Gegen diesen Bescheid richtet sich die vorliegende Beschwerde. Die Beschwerdeführerin trägt vor, als Rechnungsleger einer Rechnung sei "Hofbauer" genannt. Niemand wisse, ob dies ein Mensch oder eine Personengesellschaft oder eine Kapitalgesellschaft sein soll. In der Rechnung scheine die Aufschrift "Hofbauer-Transporte" auf; es könne nicht abgeleitet werden, wer tatsächlich Rechnungssteller sei. Ein Kaufmann habe sich ausschließlich als Person mit Vornamen und Zunamen auszuweisen. Die gegenständliche Rechnung enthalte diesen Vornamen nicht; eine solche Firma sei daher auch nicht bekannt. Die Behörde sei nicht berechtigt gewesen, eine Rechnung einbringlich zu machen, welche auf Grund der Unvollständigkeit nicht fällig habe werden können. Die Rechnung enthalte in der Beschreibung Arbeiten für das Entfernen/Entsorgen des eingestürzten Gartenschuppens inklusive des darunter liegenden Gerümpels. Der Bescheid vom 14. Dezember 1999 behandle aber ausschließlich das unter dem eingestürzten Holzschuppen befindliche Gerümpel, nicht jedoch den Holzschuppen selbst. Im Rahmen der Ersatzvornahme sei auch der Gartenschuppen selbst entfernt bzw. entsorgt worden; diese Arbeiten seien jedoch vom Auftrag ausdrücklich nicht umfasst gewesen. Die Behörde sei daher nicht berechtigt, Kosten für die Entfernung des Gartenschuppens selbst zu begehren. Der Magistrat der Stadt Wien habe die Entfernung eines Holzschuppens veranlasst bzw. einen unklaren Entfernungsauftrag erteilt. Die Geltendmachung der Kosten für die Entfernung des Holzschuppens sei rechtswidrig. Aus der Rechnung ergebe sich nur, dass angeblich gewisse Arbeitsstunden geleistet worden seien. Wie viel davon auf die Entfernung des eingestürzten Gartenschuppens entfallen sei, sei daher der Rechnung nicht zu entnehmen.

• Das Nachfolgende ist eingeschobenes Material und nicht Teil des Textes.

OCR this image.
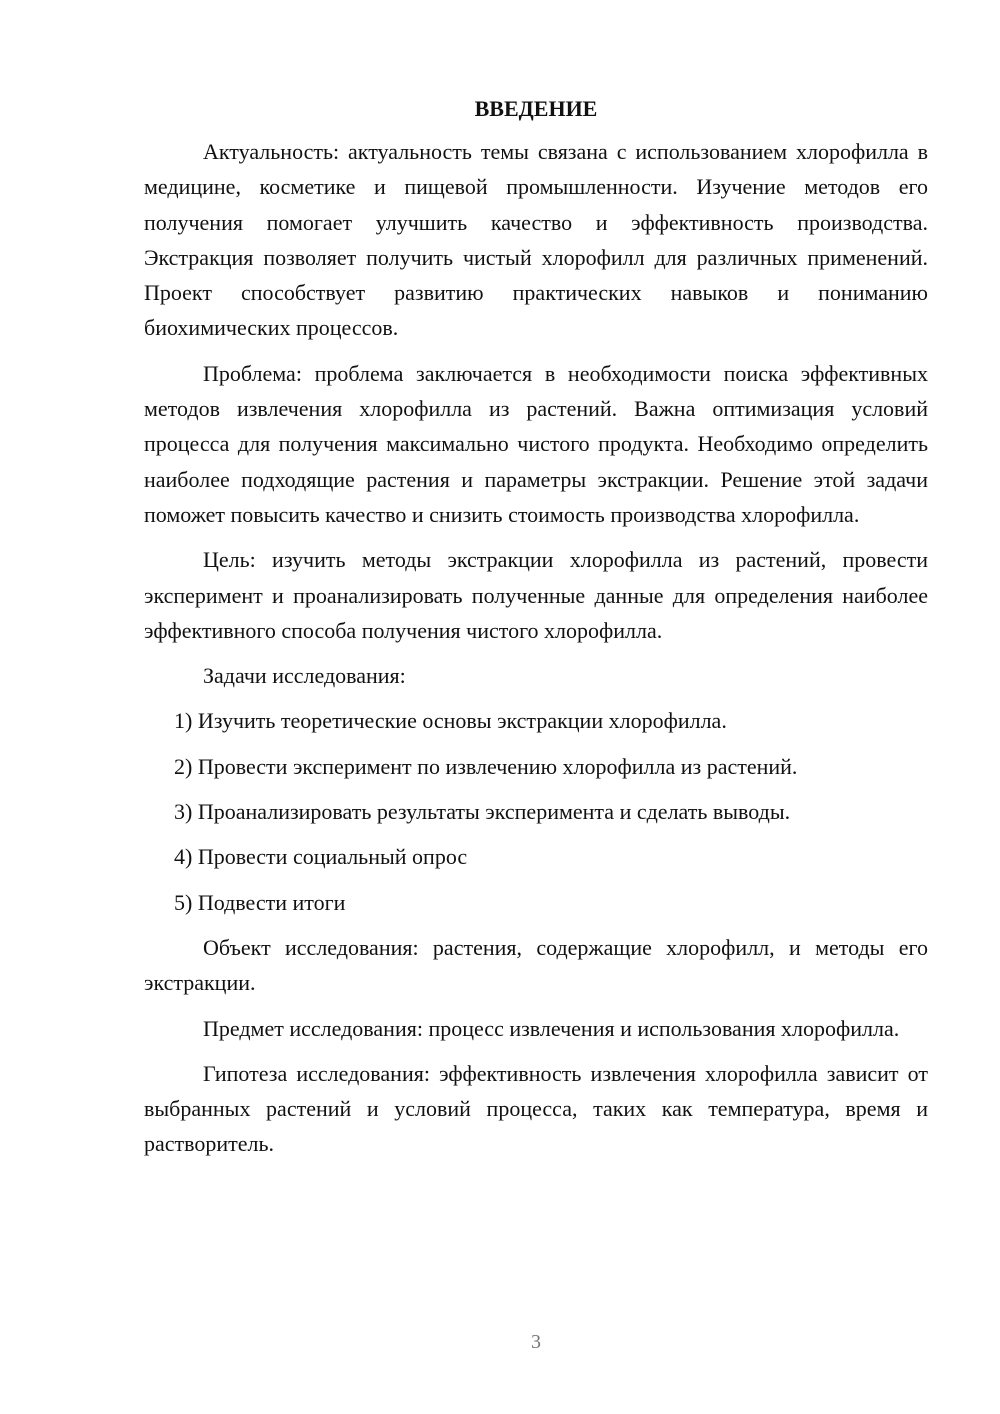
ВВЕДЕНИЕ

Актуальность: актуальность темы связана с использованием хлорофилла в медицине, косметике и пищевой промышленности. Изучение методов его получения помогает улучшить качество и эффективность производства. Экстракция позволяет получить чистый хлорофилл для различных применений. Проект способствует развитию практических навыков и пониманию биохимических процессов.

Проблема: проблема заключается в необходимости поиска эффективных методов извлечения хлорофилла из растений. Важна оптимизация условий процесса для получения максимально чистого продукта. Необходимо определить наиболее подходящие растения и параметры экстракции. Решение этой задачи поможет повысить качество и снизить стоимость производства хлорофилла.

Цель: изучить методы экстракции хлорофилла из растений, провести эксперимент и проанализировать полученные данные для определения наиболее эффективного способа получения чистого хлорофилла.

Задачи исследования:

1) Изучить теоретические основы экстракции хлорофилла.

2) Провести эксперимент по извлечению хлорофилла из растений.

3) Проанализировать результаты эксперимента и сделать выводы.

4) Провести социальный опрос

5) Подвести итоги

Объект исследования: растения, содержащие хлорофилл, и методы его экстракции.

Предмет исследования: процесс извлечения и использования хлорофилла.

Гипотеза исследования: эффективность извлечения хлорофилла зависит от выбранных растений и условий процесса, таких как температура, время и растворитель.

3
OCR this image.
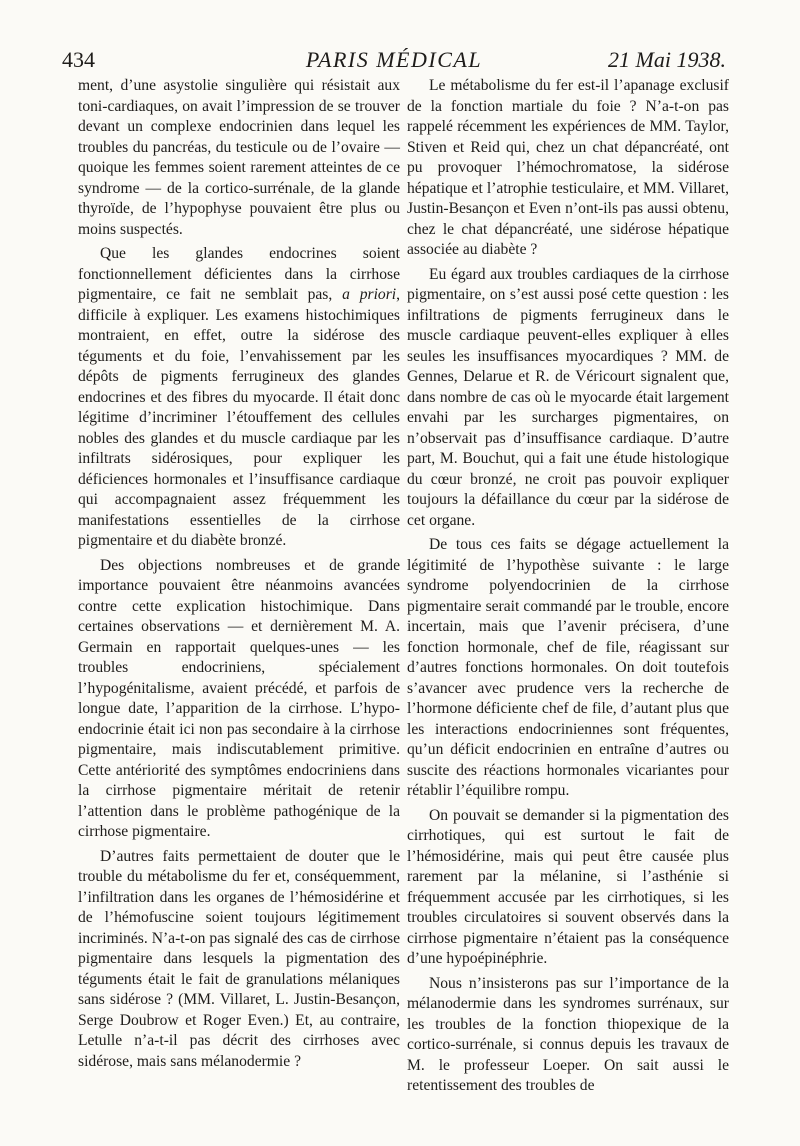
434	PARIS MÉDICAL	21 Mai 1938.

ment, d’une asystolie singulière qui résistait aux toni-cardiaques, on avait l’impression de se trouver devant un complexe endocrinien dans lequel les troubles du pancréas, du testicule ou de l’ovaire — quoique les femmes soient rarement atteintes de ce syndrome — de la cortico-surrénale, de la glande thyroïde, de l’hypophyse pouvaient être plus ou moins suspectés.

Que les glandes endocrines soient fonctionnellement déficientes dans la cirrhose pigmentaire, ce fait ne semblait pas, a priori, difficile à expliquer. Les examens histochimiques montraient, en effet, outre la sidérose des téguments et du foie, l’envahissement par les dépôts de pigments ferrugineux des glandes endocrines et des fibres du myocarde. Il était donc légitime d’incriminer l’étouffement des cellules nobles des glandes et du muscle cardiaque par les infiltrats sidérosiques, pour expliquer les déficiences hormonales et l’insuffisance cardiaque qui accompagnaient assez fréquemment les manifestations essentielles de la cirrhose pigmentaire et du diabète bronzé.

Des objections nombreuses et de grande importance pouvaient être néanmoins avancées contre cette explication histochimique. Dans certaines observations — et dernièrement M. A. Germain en rapportait quelques-unes — les troubles endocriniens, spécialement l’hypogénitalisme, avaient précédé, et parfois de longue date, l’apparition de la cirrhose. L’hypo-endocrinie était ici non pas secondaire à la cirrhose pigmentaire, mais indiscutablement primitive. Cette antériorité des symptômes endocriniens dans la cirrhose pigmentaire méritait de retenir l’attention dans le problème pathogénique de la cirrhose pigmentaire.

D’autres faits permettaient de douter que le trouble du métabolisme du fer et, conséquemment, l’infiltration dans les organes de l’hémosidérine et de l’hémofuscine soient toujours légitimement incriminés. N’a-t-on pas signalé des cas de cirrhose pigmentaire dans lesquels la pigmentation des téguments était le fait de granulations mélaniques sans sidérose ? (MM. Villaret, L. Justin-Besançon, Serge Doubrow et Roger Even.) Et, au contraire, Letulle n’a-t-il pas décrit des cirrhoses avec sidérose, mais sans mélanodermie ?

Le métabolisme du fer est-il l’apanage exclusif de la fonction martiale du foie ? N’a-t-on pas rappelé récemment les expériences de MM. Taylor, Stiven et Reid qui, chez un chat dépancréaté, ont pu provoquer l’hémochromatose, la sidérose hépatique et l’atrophie testiculaire, et MM. Villaret, Justin-Besançon et Even n’ont-ils pas aussi obtenu, chez le chat dépancréaté, une sidérose hépatique associée au diabète ?

Eu égard aux troubles cardiaques de la cirrhose pigmentaire, on s’est aussi posé cette question : les infiltrations de pigments ferrugineux dans le muscle cardiaque peuvent-elles expliquer à elles seules les insuffisances myocardiques ? MM. de Gennes, Delarue et R. de Véricourt signalent que, dans nombre de cas où le myocarde était largement envahi par les surcharges pigmentaires, on n’observait pas d’insuffisance cardiaque. D’autre part, M. Bouchut, qui a fait une étude histologique du cœur bronzé, ne croit pas pouvoir expliquer toujours la défaillance du cœur par la sidérose de cet organe.

De tous ces faits se dégage actuellement la légitimité de l’hypothèse suivante : le large syndrome polyendocrinien de la cirrhose pigmentaire serait commandé par le trouble, encore incertain, mais que l’avenir précisera, d’une fonction hormonale, chef de file, réagissant sur d’autres fonctions hormonales. On doit toutefois s’avancer avec prudence vers la recherche de l’hormone déficiente chef de file, d’autant plus que les interactions endocriniennes sont fréquentes, qu’un déficit endocrinien en entraîne d’autres ou suscite des réactions hormonales vicariantes pour rétablir l’équilibre rompu.

On pouvait se demander si la pigmentation des cirrhotiques, qui est surtout le fait de l’hémosidérine, mais qui peut être causée plus rarement par la mélanine, si l’asthénie si fréquemment accusée par les cirrhotiques, si les troubles circulatoires si souvent observés dans la cirrhose pigmentaire n’étaient pas la conséquence d’une hypoépinéphrie.

Nous n’insisterons pas sur l’importance de la mélanodermie dans les syndromes surrénaux, sur les troubles de la fonction thiopexique de la cortico-surrénale, si connus depuis les travaux de M. le professeur Loeper. On sait aussi le retentissement des troubles de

Die belangte Behörde legte die Akten des Verwaltungsverfahrens vor und erstattete eine Gegenschrift mit dem Antrag, die Beschwerde kostenpflichtig abzuweisen.

Der Verwaltungsgerichtshof hat erwogen:

Gemäß § 4 Abs. 1 VVG kann, wenn der zu einer Arbeits- oder Naturalleistung Verpflichtete dieser Pflicht gar nicht oder nicht vollständig oder nicht zur gehörigen Zeit nachgekommen ist, die mangelnde Leistung nach vorheriger Androhung auf Gefahr und Kosten des Verpflichteten bewerkstelligt werden.

Gemäß Abs. 2 dieser Gesetzesstelle kann die Vollstreckungsbehörde in einem solchen Fall dem Verpflichteten die Vorauszahlung der Kosten gegen nachträgliche Rechnung auftragen.

Gemäß § 11 Abs. 1 VVG fallen die Kosten der Vollstreckung dem Verpflichteten zur Last und sind gemäß § 3 einzutreiben.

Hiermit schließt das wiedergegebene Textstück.